Strangely, I did not feel anything other than being amused. I had already forgotten the “cerita lama” and was getting on with my life. I was starting a career as a journalist at that time and had a whale of a time meeting all kinds of people in my course of work. I was also in the midst of getting to know someone new (now my husband, pak aji yang handsome tulah…hehehehe!). Once, my new bf (pak aji) came to my house for hari raya and the old bf saw us together. After that incident, I never saw him coming to the brother’s house and parading his wife and kids in front of my eyes anymore.

I only saw him briefly once after that. We were entering a restaurant when I saw him with his wife, already seated and maybe halfway through their meals. I was with pak aji and kak long who was about six or seven years old at that time. I avoided looking at their direction at all times. Only once I unintentionally glanced towards them and saw the wife openly staring at me. I wondered what he had told his wife about me to make her stared at me that way. Maybe, who knows, I was painted as the She-Devil who had broken his heart. Apa apa ajalah asalkan bahagia!

I never saw him again after. But, once he came to my sister’s office for some meeting between their departments and took the opportunity to seek my sister out. He brought several pictures of his vacation with the family (he has six kids, I was told) to show my sister.
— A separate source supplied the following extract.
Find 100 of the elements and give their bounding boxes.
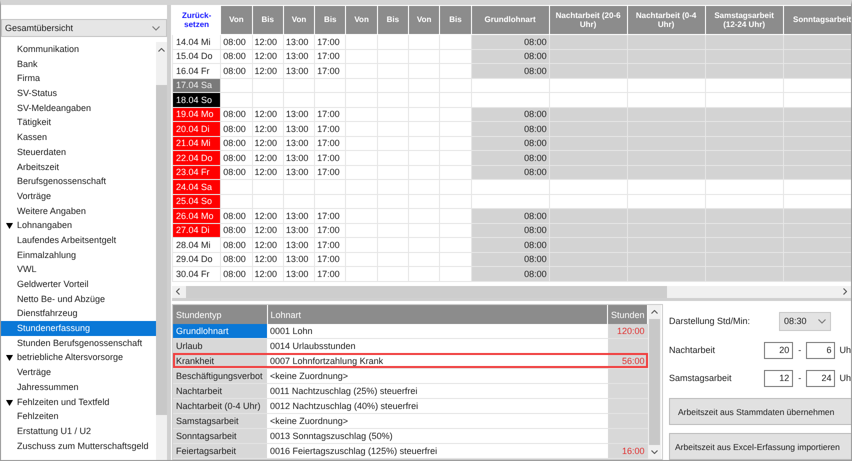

I found it amusing to see the extent he went just to convey the message to me that he had a happy family. They eventually talked about me and, surprisingly, he seemed to know a lot about me and my husband! My sister was surprised. I was shocked! I myself know almost nothing about him. I don’t even know his wife’s name.

After looking through his family’s photos, my sister said that our break off was maybe the best thing for us. Now, each of us is happy with our own family. Maybe, if we were to marry each other, we would not be this happy. “Inilah hikmahnya kan?” said my sister. But, he just kept silent and did not respond to her comment.

Well, at least from my personal point of view, I was saved from being a mother of six children (hehehehehe!) And if they were anything like my own three super active kids, minta ampunnnnn! And being a journalist (at that time) who needed to move around most of the time, met all sorts of people and came home at all sorts of hours, we would have end up divorce anyway!

If people were to ask why I can’t be friends with him, my answer is, I think it is best this way. Like I said earlier, I don’t hate him; neither do I hold any grudges against him. What happened was already forgotten and forgiven. I wished him and his family well. But, I just know that we can never be friends.

So, that is my “cerita lama” (taklah melodramatik sangat). I’m sure everyone has their own “cerita lama”, something that now and then will find its way in our memory box, to break the monotony of our everyday routine. Old stories bring old memories and old memories colour our life. Of course memories are always bitter sweet, apart from some other things. Memories sometimes make us want to turn the clock back, to ask for a chance to rectify our mistakes or to simply go through the beautiful experience again.

If I am given that chance, one of the first things I would do is, never fall in love while you are still “budak hingusan”. Pening gila oooo! (pinjam gaya cakap budak-budak sekarang).